Pichai was direct about the constraint underlying these results. “We are compute constrained in the near term. As an example, our Cloud revenue would have been higher if we were able to meet the demand,” he said.

By his own account, Alphabet is losing potential revenue because it cannot expand infrastructure quickly enough to meet demand. That explains why capital expenditures more than doubled to $35.7 billion in the quarter, and why full-year 2026 capex guidance increased to a range of $180 billion to $190 billion, up from $91.4 billion spent in 2025.

CFO Anat Ashkenazi told investors during the investor relations call that 2027 spending will increase significantly relative to 2026.

The cost of that buildout is visible in cash flow.
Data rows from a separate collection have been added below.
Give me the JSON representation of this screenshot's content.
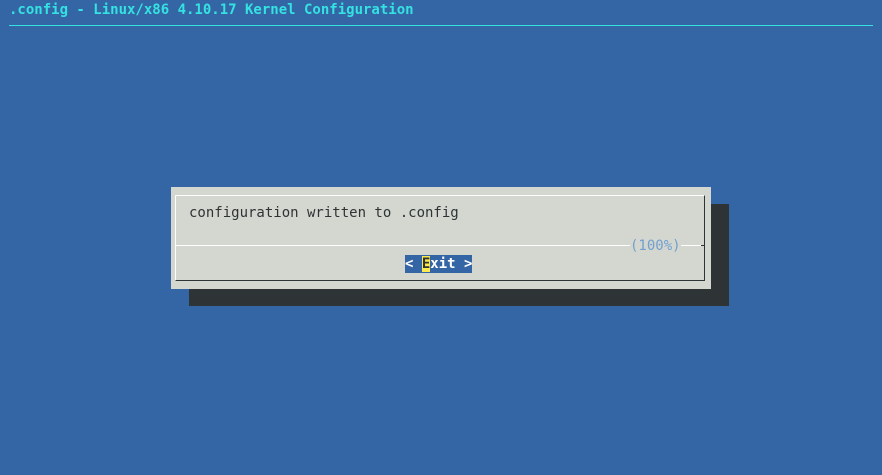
{
  "header": {
    "title": ".config - Linux/x86 4.10.17 Kernel Configuration"
  },
  "dialog": {
    "message": "configuration written to .config",
    "progress_text": "(100%)",
    "exit_button": {
      "left_bracket": "< ",
      "hotkey": "E",
      "rest": "xit",
      "right_bracket": " >"
    }
  },
  "colors": {
    "background": "#3465a4",
    "title": "#34e2e2",
    "dialog": "#d3d7cf",
    "shadow": "#2e3436",
    "hotkey_highlight": "#fce94f",
    "progress": "#729fcf"
  }
}
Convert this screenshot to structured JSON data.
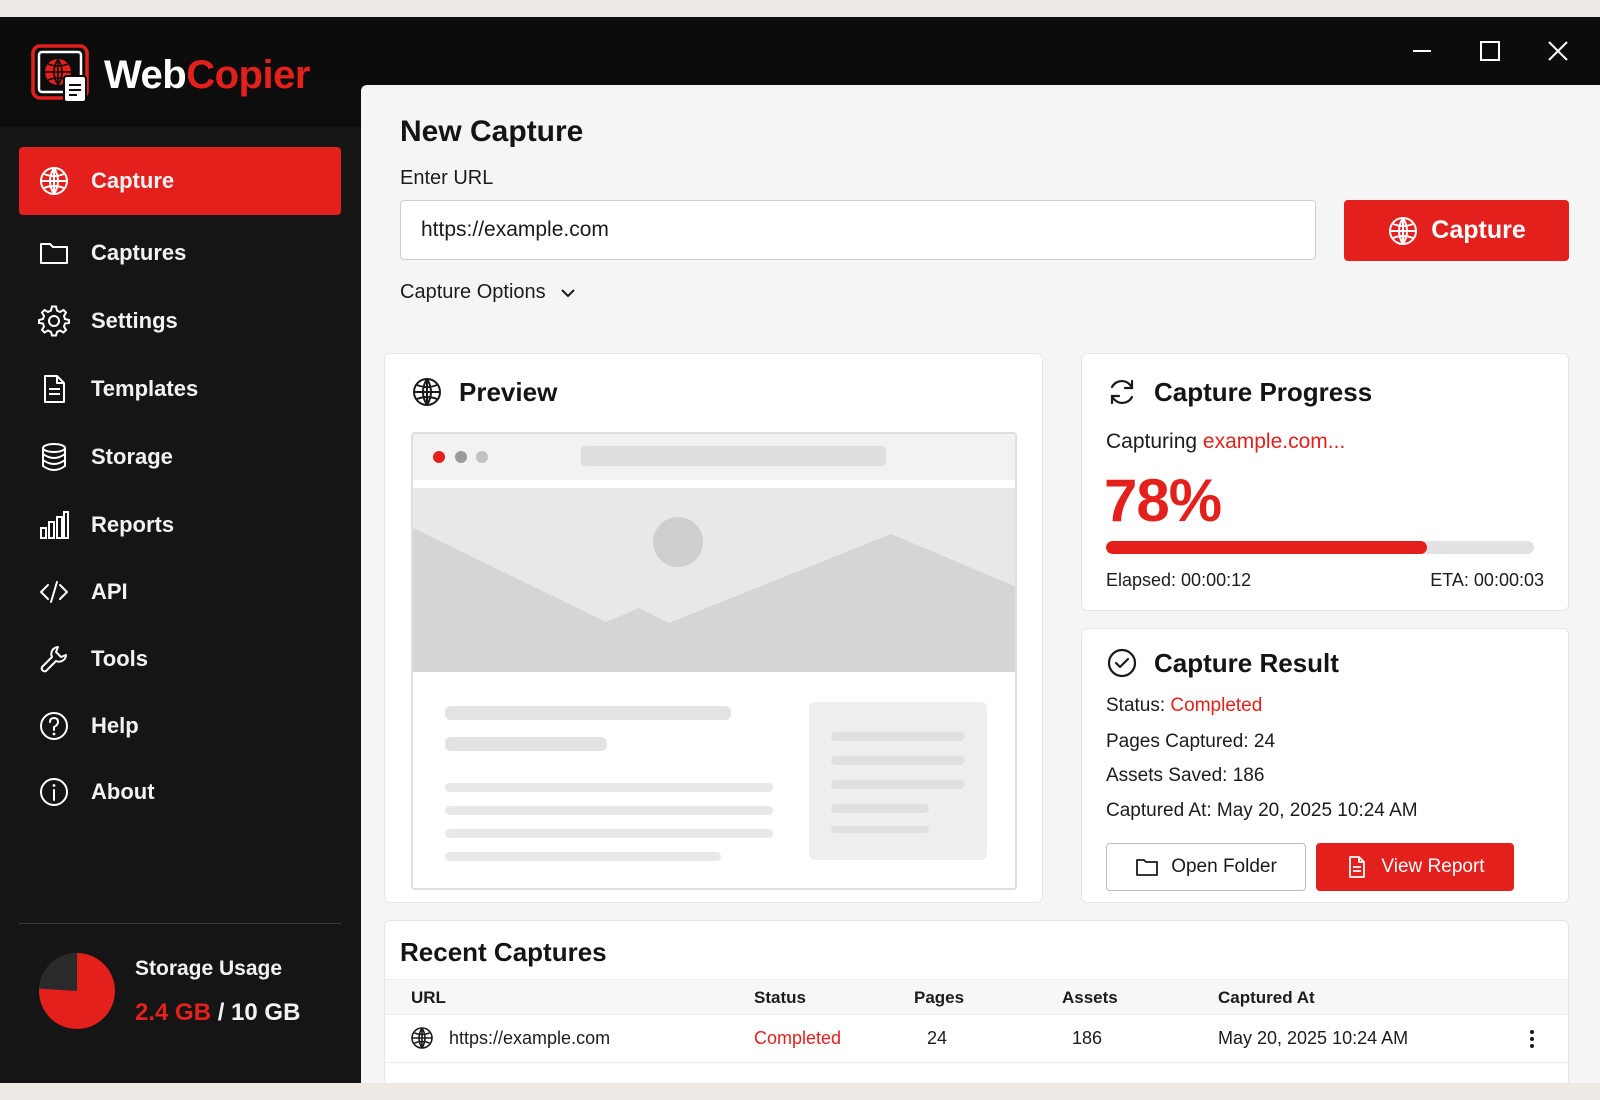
{
  "app": {
    "brand_part1": "Web",
    "brand_part2": "Copier"
  },
  "sidebar": {
    "items": [
      {
        "label": "Capture",
        "icon": "globe-icon",
        "active": true
      },
      {
        "label": "Captures",
        "icon": "folder-icon"
      },
      {
        "label": "Settings",
        "icon": "gear-icon"
      },
      {
        "label": "Templates",
        "icon": "document-icon"
      },
      {
        "label": "Storage",
        "icon": "database-icon"
      },
      {
        "label": "Reports",
        "icon": "bar-chart-icon"
      },
      {
        "label": "API",
        "icon": "code-icon"
      },
      {
        "label": "Tools",
        "icon": "wrench-icon"
      },
      {
        "label": "Help",
        "icon": "help-icon"
      },
      {
        "label": "About",
        "icon": "info-icon"
      }
    ],
    "storage": {
      "title": "Storage Usage",
      "used": "2.4 GB",
      "separator": " / ",
      "total": "10 GB",
      "used_fraction": 0.24
    }
  },
  "main": {
    "title": "New Capture",
    "url_label": "Enter URL",
    "url_value": "https://example.com",
    "capture_button": "Capture",
    "capture_options": "Capture Options"
  },
  "preview": {
    "title": "Preview"
  },
  "progress": {
    "title": "Capture Progress",
    "capturing_prefix": "Capturing ",
    "capturing_target": "example.com...",
    "percent_label": "78%",
    "percent_value": 0.75,
    "elapsed": "Elapsed: 00:00:12",
    "eta": "ETA: 00:00:03"
  },
  "result": {
    "title": "Capture Result",
    "status_label": "Status: ",
    "status_value": "Completed",
    "pages": "Pages Captured: 24",
    "assets": "Assets Saved: 186",
    "captured_at": "Captured At: May 20, 2025 10:24 AM",
    "open_folder": "Open Folder",
    "view_report": "View Report"
  },
  "recent": {
    "title": "Recent Captures",
    "columns": [
      "URL",
      "Status",
      "Pages",
      "Assets",
      "Captured At"
    ],
    "rows": [
      {
        "url": "https://example.com",
        "status": "Completed",
        "pages": "24",
        "assets": "186",
        "captured_at": "May 20, 2025 10:24 AM"
      }
    ]
  },
  "colors": {
    "accent": "#e3201c",
    "sidebar_bg": "#151515",
    "titlebar_bg": "#0c0c0c",
    "main_bg": "#f5f5f5"
  }
}
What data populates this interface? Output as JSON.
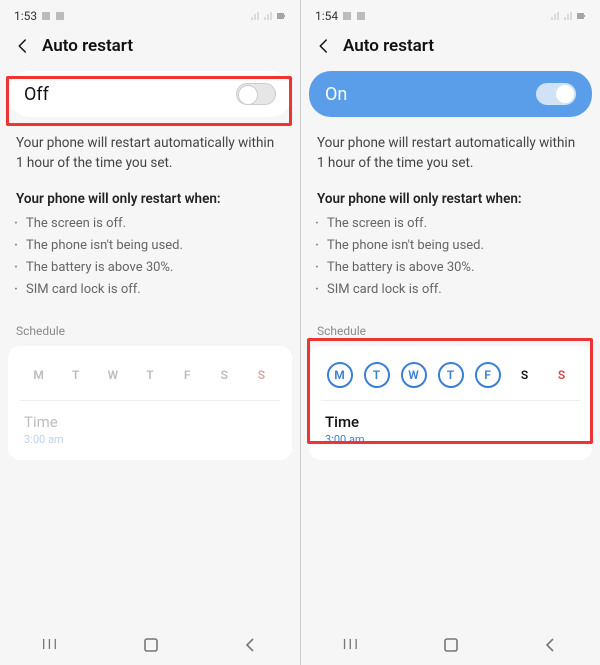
{
  "left": {
    "status_time": "1:53",
    "header_title": "Auto restart",
    "toggle_label": "Off",
    "desc": "Your phone will restart automatically within 1 hour of the time you set.",
    "subhead": "Your phone will only restart when:",
    "bullets": [
      "The screen is off.",
      "The phone isn't being used.",
      "The battery is above 30%.",
      "SIM card lock is off."
    ],
    "sched_label": "Schedule",
    "days": [
      "M",
      "T",
      "W",
      "T",
      "F",
      "S",
      "S"
    ],
    "time_label": "Time",
    "time_value": "3:00 am"
  },
  "right": {
    "status_time": "1:54",
    "header_title": "Auto restart",
    "toggle_label": "On",
    "desc": "Your phone will restart automatically within 1 hour of the time you set.",
    "subhead": "Your phone will only restart when:",
    "bullets": [
      "The screen is off.",
      "The phone isn't being used.",
      "The battery is above 30%.",
      "SIM card lock is off."
    ],
    "sched_label": "Schedule",
    "days": [
      "M",
      "T",
      "W",
      "T",
      "F",
      "S",
      "S"
    ],
    "time_label": "Time",
    "time_value": "3:00 am"
  }
}
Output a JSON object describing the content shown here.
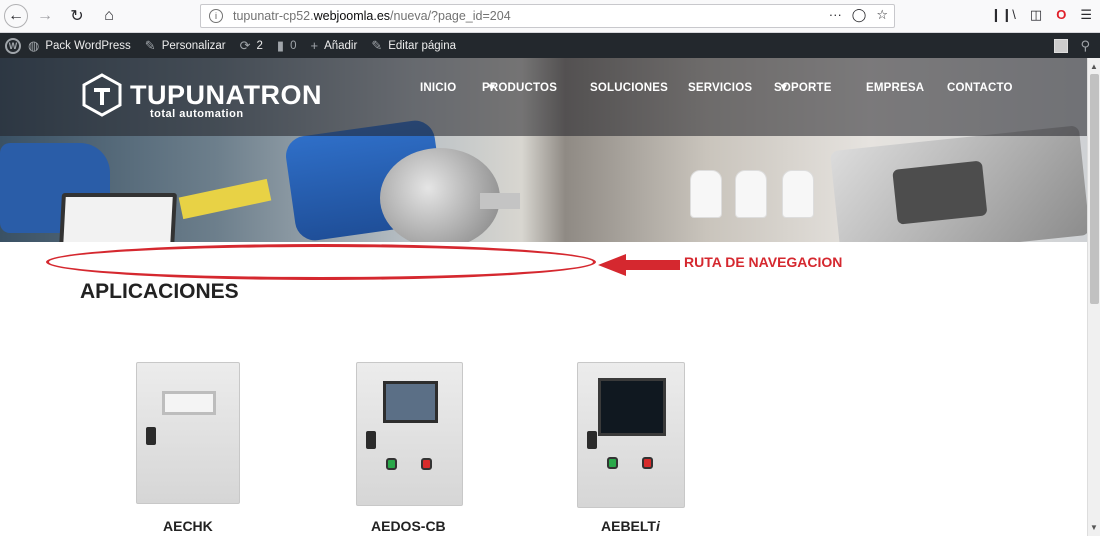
{
  "browser": {
    "url_prefix": "tupunatr-cp52.",
    "url_host": "webjoomla.es",
    "url_path": "/nueva/?page_id=204",
    "url_more": "···"
  },
  "wp_bar": {
    "site_name": "Pack WordPress",
    "customize": "Personalizar",
    "updates_count": "2",
    "comments_count": "0",
    "add_new": "Añadir",
    "edit_page": "Editar página"
  },
  "brand": {
    "name": "TUPUNATRON",
    "tagline": "total automation",
    "accent": "#d5282f"
  },
  "nav": {
    "items": [
      {
        "label": "INICIO"
      },
      {
        "label": "PRODUCTOS"
      },
      {
        "label": "SOLUCIONES"
      },
      {
        "label": "SERVICIOS"
      },
      {
        "label": "SOPORTE"
      },
      {
        "label": "EMPRESA"
      },
      {
        "label": "CONTACTO"
      }
    ]
  },
  "annotation": {
    "label": "RUTA DE NAVEGACION"
  },
  "page": {
    "title": "APLICACIONES"
  },
  "products": [
    {
      "name": "AECHK"
    },
    {
      "name": "AEDOS-CB"
    },
    {
      "name": "AEBELT",
      "suffix": "i"
    }
  ]
}
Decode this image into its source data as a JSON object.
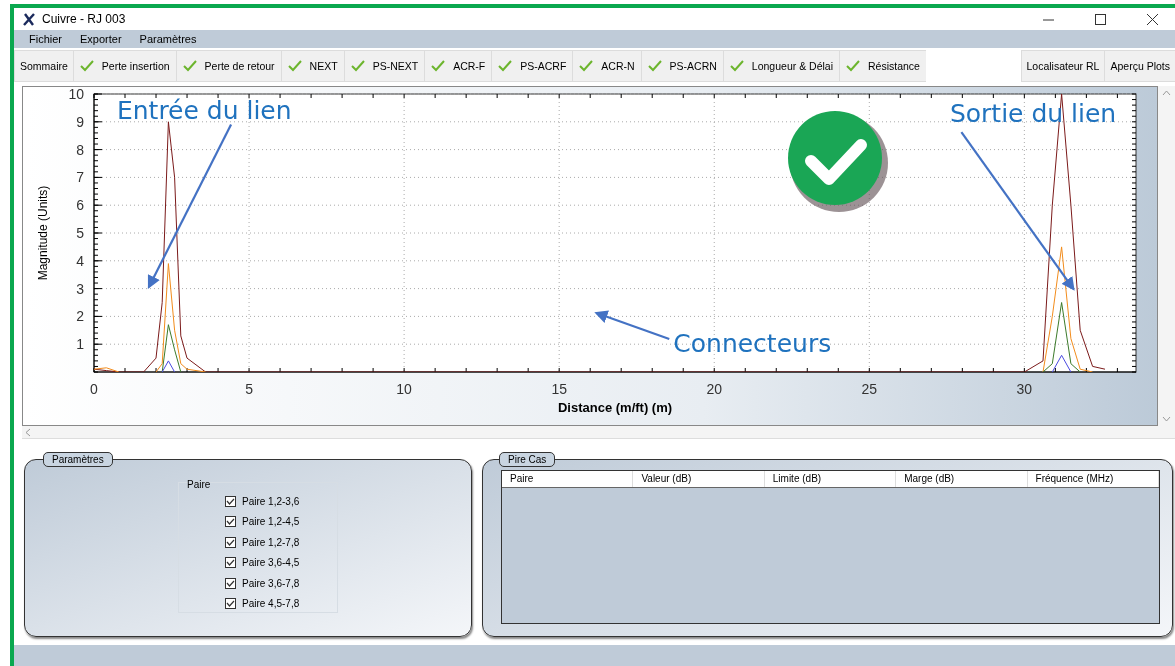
{
  "window": {
    "title": "Cuivre - RJ 003"
  },
  "menu": [
    "Fichier",
    "Exporter",
    "Paramètres"
  ],
  "toolbar": [
    {
      "label": "Sommaire",
      "passed": false
    },
    {
      "label": "Perte insertion",
      "passed": true
    },
    {
      "label": "Perte de retour",
      "passed": true
    },
    {
      "label": "NEXT",
      "passed": true
    },
    {
      "label": "PS-NEXT",
      "passed": true
    },
    {
      "label": "ACR-F",
      "passed": true
    },
    {
      "label": "PS-ACRF",
      "passed": true
    },
    {
      "label": "ACR-N",
      "passed": true
    },
    {
      "label": "PS-ACRN",
      "passed": true
    },
    {
      "label": "Longueur & Délai",
      "passed": true
    },
    {
      "label": "Résistance",
      "passed": true
    }
  ],
  "toolbar_right": [
    "Localisateur RL",
    "Aperçu Plots"
  ],
  "chart": {
    "chart_data": {
      "type": "line",
      "xlabel": "Distance (m/ft) (m)",
      "ylabel": "Magnitude (Units)",
      "x": [
        0,
        0.4,
        0.8,
        1.6,
        2.0,
        2.2,
        2.4,
        2.6,
        2.8,
        3.0,
        3.6,
        30.0,
        30.6,
        30.9,
        31.2,
        31.5,
        31.8,
        32.2,
        32.6
      ],
      "series": [
        {
          "color": "#7b1a1a",
          "values": [
            0.1,
            0.05,
            0,
            0,
            0.5,
            2.5,
            9,
            7,
            1.3,
            0.5,
            0,
            0,
            0.4,
            6,
            10,
            6,
            1.5,
            0.2,
            0.1
          ]
        },
        {
          "color": "#f28c1c",
          "values": [
            0.1,
            0.15,
            0,
            null,
            0,
            0.3,
            3.9,
            1.5,
            0.3,
            0.1,
            0,
            null,
            0,
            2,
            4.5,
            1.2,
            0.1,
            0,
            null
          ]
        },
        {
          "color": "#3c7a2a",
          "values": [
            null,
            null,
            null,
            null,
            null,
            0,
            1.7,
            0.8,
            0,
            null,
            null,
            null,
            0,
            0.3,
            2.5,
            0.3,
            0,
            null,
            null
          ]
        },
        {
          "color": "#4a4ae0",
          "values": [
            null,
            null,
            null,
            null,
            null,
            0,
            0.4,
            0,
            null,
            null,
            null,
            null,
            null,
            0,
            0.6,
            0,
            null,
            null,
            null
          ]
        }
      ],
      "xlim": [
        0,
        33.6
      ],
      "ylim": [
        0,
        10
      ],
      "xticks": [
        0,
        5,
        10,
        15,
        20,
        25,
        30
      ],
      "yticks": [
        1,
        2,
        3,
        4,
        5,
        6,
        7,
        8,
        9,
        10
      ],
      "grid": true,
      "annotations": [
        "Entrée du lien",
        "Sortie du lien",
        "Connecteurs"
      ]
    }
  },
  "parametres": {
    "title": "Paramètres",
    "group_label": "Paire",
    "pairs": [
      {
        "label": "Paire 1,2-3,6",
        "checked": true
      },
      {
        "label": "Paire 1,2-4,5",
        "checked": true
      },
      {
        "label": "Paire 1,2-7,8",
        "checked": true
      },
      {
        "label": "Paire 3,6-4,5",
        "checked": true
      },
      {
        "label": "Paire 3,6-7,8",
        "checked": true
      },
      {
        "label": "Paire 4,5-7,8",
        "checked": true
      }
    ]
  },
  "pire_cas": {
    "title": "Pire Cas",
    "columns": [
      "Paire",
      "Valeur (dB)",
      "Limite (dB)",
      "Marge (dB)",
      "Fréquence (MHz)"
    ]
  }
}
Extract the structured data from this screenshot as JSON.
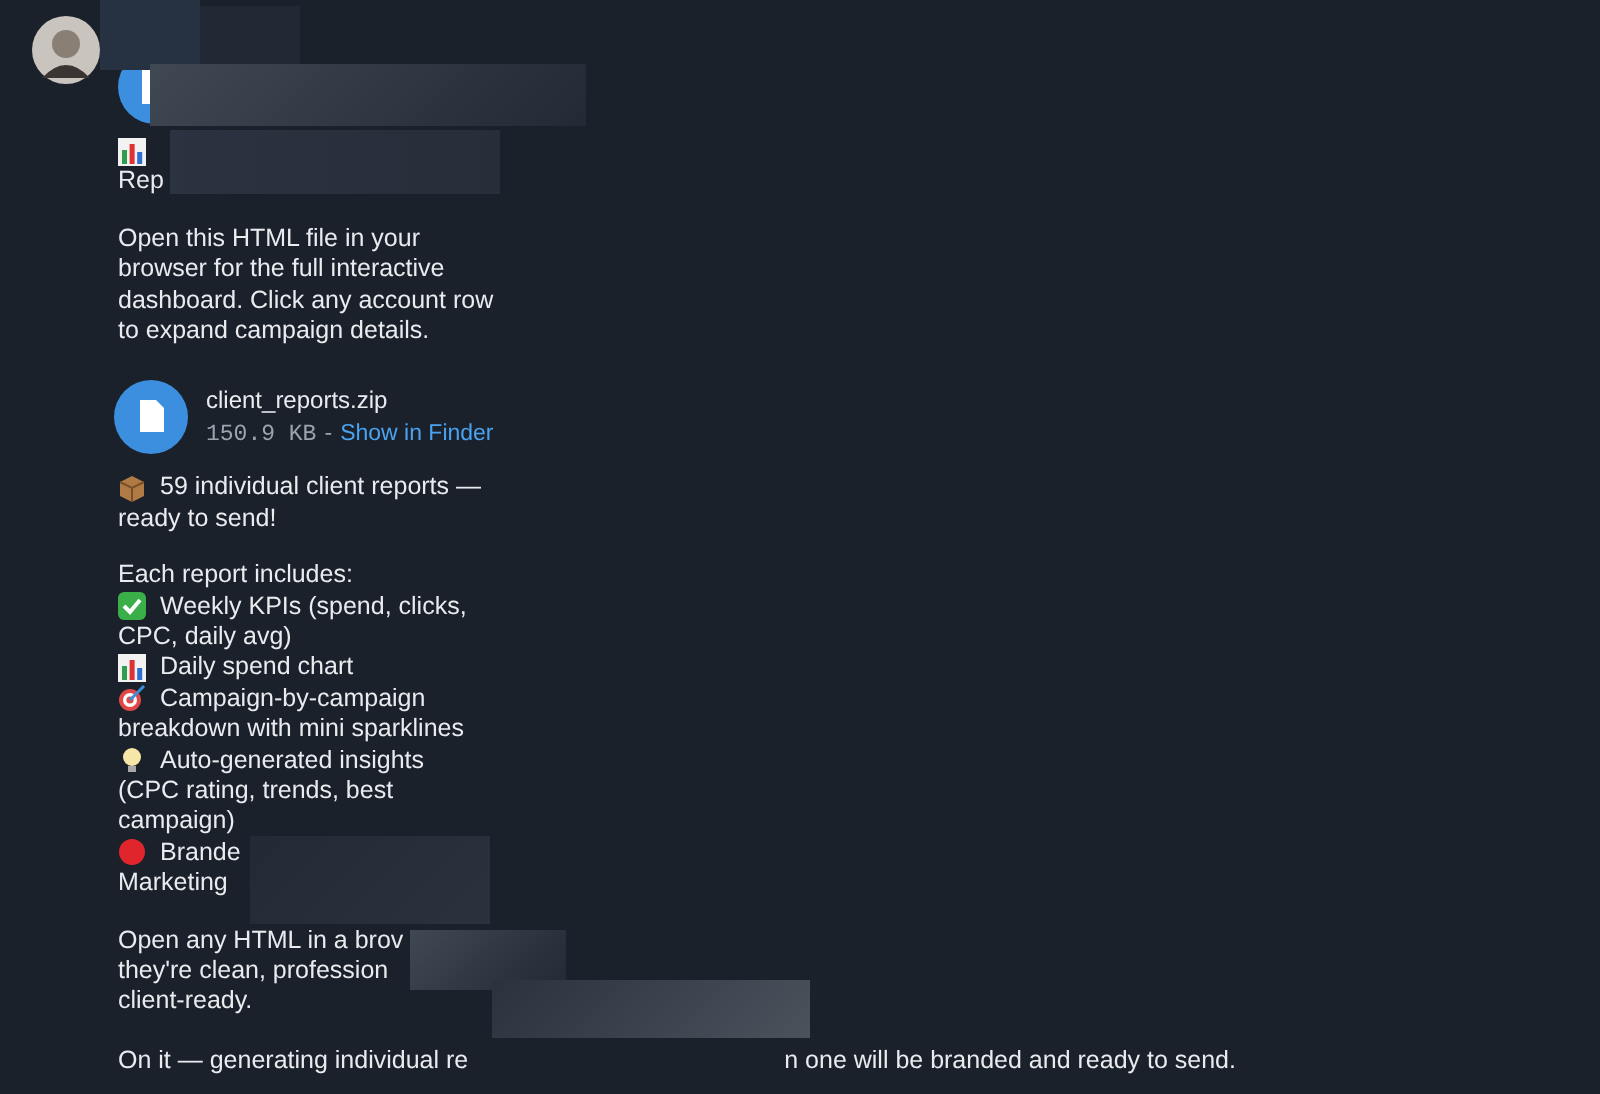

Free cash flow declined 47% year over year to $10.1 billion. Spending at that level while demand continues to outpace supply reflects either strong conviction in the opportunity or a narrowing margin for error.

Alphabet is not alone in facing this tension. Enterprise customers across the industry have already begun running into their own AI budget constraints this year, which adds pressure on Alphabet to demonstrate that its spending converts into durable revenue rather than rising costs alone.

What it means for GOOGL stock from here

The market has responded positively to this shift. GOOGL has gained roughly 65% over the past year and crossed a $4 trillion market capitalization in January, placing it alongside Nvidia, Microsoft, and Apple in that category.

Morgan Stanley rates Alphabet overweight with a $375 price target. In a note to clients, the bank pointed to Google’s estimated compute-rental deal with SpaceX, reportedly priced around $50 per watt, as a signal that Alphabet is positioning its AI products to monetize capacity more quickly than current Wall Street models assume.

The key question for the remainder of 2026 is whether enterprise AI revenue will continue scaling faster than the depreciation costs associated with new infrastructure.

Pichai’s comments effectively identified which line of the income statement investors should watch most closely. Whether Alphabet grows into its spending, rather than spending its way into growth, will determine whether this quarter represents a turning point or a peak.